Sur le plan stylistique, Malin Pettersen s’inspire de ce qui se fait de mieux dans les pays modernes. Wildhorse a été enregistré avec des musiciens qui ont joué aux côtés de Kacey Musgraves et Colter Wall, et le magnétisme étrange que ces artistes dégagent régulièrement se retrouve dans les débuts de Pettersen. C’est un album dont l’atmosphère plonge dans l’éthéré tandis que les paroles candides et narratives gardent les pieds dans la terre.

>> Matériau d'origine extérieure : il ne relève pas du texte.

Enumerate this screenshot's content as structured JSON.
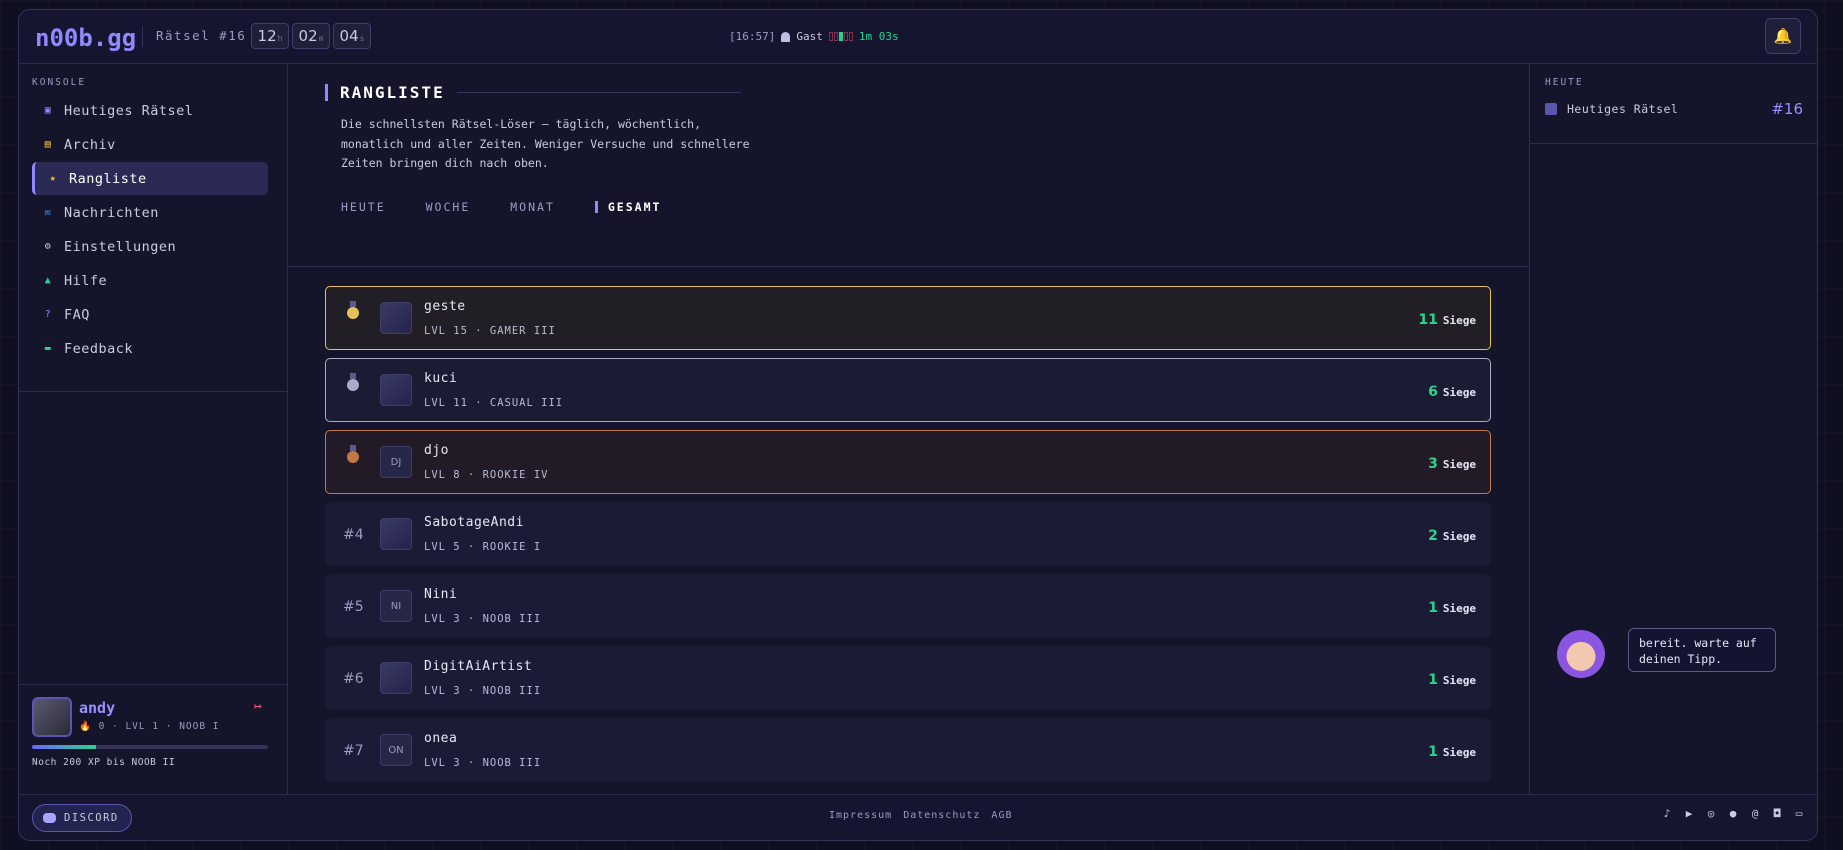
{
  "header": {
    "logo": "n00b.gg",
    "puzzle_label": "Rätsel #16",
    "timer": [
      {
        "value": "12",
        "unit": "h"
      },
      {
        "value": "02",
        "unit": "m"
      },
      {
        "value": "04",
        "unit": "s"
      }
    ],
    "clock": "[16:57]",
    "user": "Gast",
    "session": "1m 03s",
    "session_bars_total": 5,
    "session_bars_filled": 1
  },
  "sidebar": {
    "title": "KONSOLE",
    "items": [
      {
        "label": "Heutiges Rätsel",
        "icon": "puzzle-icon",
        "color": "#8f88ff"
      },
      {
        "label": "Archiv",
        "icon": "archive-icon",
        "color": "#f4c430"
      },
      {
        "label": "Rangliste",
        "icon": "trophy-icon",
        "color": "#f4c430",
        "active": true
      },
      {
        "label": "Nachrichten",
        "icon": "inbox-icon",
        "color": "#4fa3ff"
      },
      {
        "label": "Einstellungen",
        "icon": "gear-icon",
        "color": "#c9cbe0"
      },
      {
        "label": "Hilfe",
        "icon": "help-icon",
        "color": "#2bd38f"
      },
      {
        "label": "FAQ",
        "icon": "question-icon",
        "color": "#8f88ff"
      },
      {
        "label": "Feedback",
        "icon": "chat-icon",
        "color": "#2bd38f"
      }
    ]
  },
  "user": {
    "name": "andy",
    "meta": "0 · LVL 1 · NOOB I",
    "xp_progress": 0.27,
    "xp_text": "Noch 200 XP bis NOOB II"
  },
  "main": {
    "title": "RANGLISTE",
    "description": "Die schnellsten Rätsel-Löser — täglich, wöchentlich, monatlich und aller Zeiten. Weniger Versuche und schnellere Zeiten bringen dich nach oben.",
    "tabs": [
      {
        "label": "HEUTE"
      },
      {
        "label": "WOCHE"
      },
      {
        "label": "MONAT"
      },
      {
        "label": "GESAMT",
        "active": true
      }
    ],
    "wins_label": "Siege",
    "leaderboard": [
      {
        "rank": "",
        "medal": "gold",
        "name": "geste",
        "meta": "LVL 15 · GAMER III",
        "wins": "11",
        "avatar": ""
      },
      {
        "rank": "",
        "medal": "silver",
        "name": "kuci",
        "meta": "LVL 11 · CASUAL III",
        "wins": "6",
        "avatar": ""
      },
      {
        "rank": "",
        "medal": "bronze",
        "name": "djo",
        "meta": "LVL 8 · ROOKIE IV",
        "wins": "3",
        "avatar": "DJ"
      },
      {
        "rank": "#4",
        "medal": "",
        "name": "SabotageAndi",
        "meta": "LVL 5 · ROOKIE I",
        "wins": "2",
        "avatar": ""
      },
      {
        "rank": "#5",
        "medal": "",
        "name": "Nini",
        "meta": "LVL 3 · NOOB III",
        "wins": "1",
        "avatar": "NI"
      },
      {
        "rank": "#6",
        "medal": "",
        "name": "DigitAiArtist",
        "meta": "LVL 3 · NOOB III",
        "wins": "1",
        "avatar": ""
      },
      {
        "rank": "#7",
        "medal": "",
        "name": "onea",
        "meta": "LVL 3 · NOOB III",
        "wins": "1",
        "avatar": "ON"
      }
    ]
  },
  "right": {
    "title": "HEUTE",
    "item_label": "Heutiges Rätsel",
    "item_number": "#16",
    "bubble": "bereit. warte auf deinen Tipp."
  },
  "footer": {
    "discord": "DISCORD",
    "links": [
      "Impressum",
      "Datenschutz",
      "AGB"
    ],
    "socials": [
      "tiktok-icon",
      "youtube-icon",
      "instagram-icon",
      "reddit-icon",
      "threads-icon",
      "discord-icon",
      "gamepad-icon"
    ]
  },
  "colors": {
    "accent": "#8f88ff",
    "success": "#2bd38f",
    "gold": "#e8c15a",
    "silver": "#a9acc8",
    "bronze": "#c47844",
    "danger": "#ff4f7b"
  }
}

Ceux qui ont suivi la country/folk/Americana tout au long de la pandémie pourraient le comparer à Sorceress de Jess Williamson – un disque d’une variété instrumentale similaire qui vous envahit comme un rêve éveillé.

L’opus est à son meilleur lorsque son éther de l’autre monde s’épanouit : « Particles » pourrait ainsi être la bande sonore d’un bateau qui navigue lentement au coucher du soleil avec son balancement tropical paresseux, « Holding Lonely’s cascading piano outro » sonne comme une ascension dans les nuages tout en regardant les mille diamants chatoyants de la surface de l’océan, et « Mr. Memory » devient la transformation d’une chansonnette rurale en une ambiance à couper le souffle qui serait comme quitter la ferme pour s’aventurer dans une forêt mystique. Une grande partie de l’esthétique de Wildhorse ne se fait pas en noir ou en blanc mais dans des nuances de gris – la zone entre la Terre et le ciel. C’est un espace magnifique à occuper, et il élève l’esthétique souvent unidimensionnelle du pays vers de nouveaux sommets.

Même lorsque les chansons de Pettersen sont ancrées et plus traditionnelles, elle s’en sort comme un vétéran chevronné du genre. Les violons rustiques de « I Don’t Care » sonnent comme un frère ou une sœur du « Graceland Too » de Phoebe Bridgers, tandis que « Let’s Go Out » reprend le tempo et entre dans un espace sonore country-rock plus conventionnel. Mais quelle que soit la direction que prennent les caprices de Malin, l’exécution est toujours superbe grâce à l’équilibre entre une écriture créative et patiente et une production impeccable. Le flux est très régulier, même si Pettersen mélange un country/folk plus roots avec des influences plus ambiantes et non traditionnelles qui semblent provenir de Golden Hour ou de Starmaker. Cela n’ouvre pas tout à fait la voie à une musique aussi brillante ou originale, mais Wildhorse est toujours aussi charmant et raffiné – une force avec laquelle il faut compter dans une année qui a déjà vu la musique country moderne faire un bond en avant.